Collaborative opinion

The Situation

Every eight minutes, someone is diagnosed with cancer in Ontario1. According to the Ministry of Health and Long-Term Care, the estimated total cost of cancer services in Ontario is 40% of all provincial government spending and the financial burden on families is between $500 and $800 per month2. With an estimated rise of cancer cases at 4% annually, the problem is escalating.

The overall contribution of chemotherapy to 5-year survival was estimated to be barely over 2%3. Generalized design and delivery of treatment primarily accounts for such low drug efficacy. Most of the drugs that have been developed against cancer definitely work, as a portion of patients do show improvements. The missing piece in the puzzle is matching the patient with the right drug. Both the National Cancer Institute and the Ontario Institute for Cancer Research have instituted strategic plans to encourage and enable personalized cancer treatment.

Molecule

The Need

Two technologies are currently available that attempt to personalize treatment;
one is molecular diagnostics and the other 3D tumor models recreated in mice.
Molecular diagnostic tests help predict the individual tumor's possible drug sensitivity or resistance by analyzing for known genetic mutations in DNA. While this testing is fast, it does not offer the reliability of the drug response prediction that is obtained through analysis in live animals. On the other hand, tumor analysis in mouse is very expensive and takes 4-8 months to complete (a time frame most patients cannot afford before starting treatment). What is needed is a personalized 3D tumor model that provides the required information before patient enrollment.

Metastatic tumors are generally small and numerous and are oftentimes not resected. Only a biopsy is performed to test for malignancy in such cases.
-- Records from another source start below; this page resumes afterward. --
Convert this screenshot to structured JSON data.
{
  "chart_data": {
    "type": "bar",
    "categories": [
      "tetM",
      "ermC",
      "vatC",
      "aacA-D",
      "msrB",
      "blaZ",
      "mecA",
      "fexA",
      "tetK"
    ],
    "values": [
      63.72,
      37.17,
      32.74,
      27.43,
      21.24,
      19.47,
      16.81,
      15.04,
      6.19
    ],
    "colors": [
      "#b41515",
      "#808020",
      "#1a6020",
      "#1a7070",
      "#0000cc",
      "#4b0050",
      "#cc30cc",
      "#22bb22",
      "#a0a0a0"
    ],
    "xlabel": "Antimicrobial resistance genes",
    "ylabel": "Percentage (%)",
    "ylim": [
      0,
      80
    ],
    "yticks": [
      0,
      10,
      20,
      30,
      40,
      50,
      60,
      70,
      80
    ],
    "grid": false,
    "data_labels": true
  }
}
There is no other model available to perform drug sensitivity analysis on patient's metastatic tumors other than testing for markers through molecular diagnostics.

Translational Research

CancerZTM Technology

To overcome such limitations, we designed a live animal CancerZTM platform that provides the required information within the general time of patient enrollment.

A CancerZTM is a proprietary 3D tumor model that maintains the biology of the patient's tumor tissues and retains all propensities to develop and manifest characteristics of advanced clinical disease.

Our platform therefore offers a unique opportunity to predict each patient's
drug sensitivity prior to treatment and effectively contribute in guiding therapy.

The CancerZTM platform not only enables rapid tumor analysis prior to patient enrollment, but it also provides the ability to create Cancer model out of the little tissues collected during biopsy of metastatic tumors. It therefore acts as a high efficiency investigational tool that enables personalized tumor drug sensitivity analysis.